So enjoy a very long, but well written pizza blog from:
Brad C. Hodson
Naples, Italy is known for a few things. Its stunning views of the Amalfi Coast. Its Circumvesuviana that takes hordes of tourists every day to the ruins of Pompeii. Its history, dating all the way back through French and Spanish periods to the ancient Greek city of Neapolis. Its churches, old and resplendent, and filled with the blood and bones of saints. Its traffic, one of the most chaotic and uncomprehensible sights any traveller could ever be witness to. Its garbage, recently in the news. And, most importantly, its pizza.
We were very curious about the pizza in Naples. It's said, after all, that Naples is the birthplace of pizza. We had heard several stories about the pizza there- how it's simpler, yet more flavorful than any pizza we have here in the States. We had also heard how the garbage crisis (mostly cleaned up by the time we arrived) had spoiled the famous mozzarella di buffala cheese in the region and, by extension, possibly spoiling the pizza. But who could visit Naples and not try the local cuisine?
So we fought through the crowded streets of what could have been a third world country, dodging Vespas and attempting to speak to locals (who speak their own dialect- but that's another story altogether), eventually stumbling into our first pizzeria. The waiter, Giacomo, was an older man dressed in white who seemed quite content to sit in an empty establishment and read his paper. He sighed when we walked in, put out his cigarette, slammed two menus down, and walked away without a word.
Eventually Giacomo returned. In broken Italian, I proceeded to ask him a few things about the establishment. He was tight lipped, and kept replying with "Che volle?" The choices were limited- traditional Napolitano pizza only comes in two varieties, after all. There is the Marinara- which is simply olive oil, garlic, and tomatoes- and then there's the Margherita, named in honor of the late Queen of Italy, and topped with tomato sauce, basil, and mozzarella. I had the Marinara, my wife had the Margherita, and of course we shared. Both were good (and the brick oven crust was especially delicious) but I hadn't felt that we had seen the best of Naples' pizzas yet.
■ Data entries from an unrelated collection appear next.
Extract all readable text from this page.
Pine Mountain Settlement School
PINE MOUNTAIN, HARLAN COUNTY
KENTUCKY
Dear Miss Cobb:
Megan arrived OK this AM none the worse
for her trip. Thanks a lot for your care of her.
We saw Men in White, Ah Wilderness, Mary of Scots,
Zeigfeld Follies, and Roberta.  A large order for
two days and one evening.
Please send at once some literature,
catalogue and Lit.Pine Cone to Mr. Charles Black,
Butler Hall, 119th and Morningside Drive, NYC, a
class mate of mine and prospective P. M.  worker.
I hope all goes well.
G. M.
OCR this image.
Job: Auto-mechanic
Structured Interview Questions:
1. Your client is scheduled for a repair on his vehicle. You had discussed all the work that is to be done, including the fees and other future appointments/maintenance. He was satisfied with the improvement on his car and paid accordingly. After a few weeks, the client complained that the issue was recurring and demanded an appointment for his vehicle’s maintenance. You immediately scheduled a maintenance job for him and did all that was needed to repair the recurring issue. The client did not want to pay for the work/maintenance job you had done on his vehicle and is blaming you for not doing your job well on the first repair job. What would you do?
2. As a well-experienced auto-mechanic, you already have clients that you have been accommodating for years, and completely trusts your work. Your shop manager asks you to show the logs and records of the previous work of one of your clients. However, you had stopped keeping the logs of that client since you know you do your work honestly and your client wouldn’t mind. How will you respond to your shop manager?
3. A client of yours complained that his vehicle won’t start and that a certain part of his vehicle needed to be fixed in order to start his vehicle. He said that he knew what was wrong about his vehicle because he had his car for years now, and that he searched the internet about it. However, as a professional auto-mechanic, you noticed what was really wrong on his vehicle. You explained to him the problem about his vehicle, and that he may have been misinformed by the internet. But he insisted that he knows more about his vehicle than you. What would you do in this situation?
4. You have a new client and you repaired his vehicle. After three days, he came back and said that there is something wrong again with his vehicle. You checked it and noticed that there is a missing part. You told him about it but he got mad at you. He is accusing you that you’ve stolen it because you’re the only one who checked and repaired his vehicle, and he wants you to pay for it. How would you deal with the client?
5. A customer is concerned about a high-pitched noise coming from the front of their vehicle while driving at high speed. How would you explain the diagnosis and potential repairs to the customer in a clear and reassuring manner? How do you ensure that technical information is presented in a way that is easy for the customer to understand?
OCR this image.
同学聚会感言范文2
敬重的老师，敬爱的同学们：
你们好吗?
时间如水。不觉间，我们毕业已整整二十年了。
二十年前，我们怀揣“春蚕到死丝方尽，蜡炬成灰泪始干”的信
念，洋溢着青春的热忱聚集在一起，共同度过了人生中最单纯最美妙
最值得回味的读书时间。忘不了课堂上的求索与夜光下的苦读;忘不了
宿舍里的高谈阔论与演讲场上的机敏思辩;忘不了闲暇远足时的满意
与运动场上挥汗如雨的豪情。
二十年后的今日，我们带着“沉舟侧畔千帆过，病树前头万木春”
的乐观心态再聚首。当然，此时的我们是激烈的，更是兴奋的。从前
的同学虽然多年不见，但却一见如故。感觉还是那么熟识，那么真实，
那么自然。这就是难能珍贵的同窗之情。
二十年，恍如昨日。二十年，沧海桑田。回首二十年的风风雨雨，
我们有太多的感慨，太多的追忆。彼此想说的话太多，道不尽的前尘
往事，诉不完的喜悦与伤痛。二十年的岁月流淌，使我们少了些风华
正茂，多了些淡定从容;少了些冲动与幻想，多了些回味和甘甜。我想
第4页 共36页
Then, the night before we left Napoli, we walked around the corner from our B&B to Pizzeria Miracoli. Marizio, who said that his family had owned and operated Pizzeria Miracoli for five generations, greeted me warmly as I entered. "Americano?" he asked. I said "si" and his eyes lit up. He spoke slowly so I could understand, and told me how he was going to show me what good pizza was really like. His menu was a little more extensive- he had 5 pizzas listed, though the extras were variations on the two classics. He made me a Margherita, and we came back a few hours later for a Margherita delle Tre Salume.
The crust was as delicious as ever. It's thin, and cripsy, and bursts with the full flavor of fresh dough- a treat for an American. I never realized how much better fresh dough tasted- most of what we eat here, even at gourmet restaurants, is frozen. Then came the toppings- Buon Sapore! The tomato sauce, he explained, was made that morning from tomatoes picked on his family farm. It literally burst with flavors- the fresh garlic, basil, and pepper sprinkled inside danced across the tongue and really accentuated the taste of the tomato. And the mozzarella was equally fantastic. I never knew what a delicious and pungent cheese mozzarella could be but, even with the bad yield this year, this was better than any cheese I had ever had in the States. Part of the problem here at home is that our dairy products are all pasteurized which, I found out while eating cheese in Italy, saps the flavor completely. If you've never had cheese in Europe, you don't know what you're missing.
The della Tre Salumi also had three meats topping it: salami, prosciutto, and something I could not pronounce no matter how much of it I ate. These, too, were magnificent. They were good cuts, bought from a butcher that afternoon. Succulent, moist, and rich with flavor, they would have been ridiculously expensive served on a plate. But on this pizza they were heavenly- and without the expensive price tag.
Which brings me to one of the best parts about the pizza: it cost 2 euro, or roughly 3 dollars. I kid you not. Absolutely amazing. This was for a 16 inch pizza.
The pizza in Naples spoiled me. I have yet to eat a pizza here at home that has thrilled me the way that Marizio's pizza did. I'm already planning my next trip. And who knows? Maybe I'll get more daring and try Marizio's Egg and Seafood Pizza.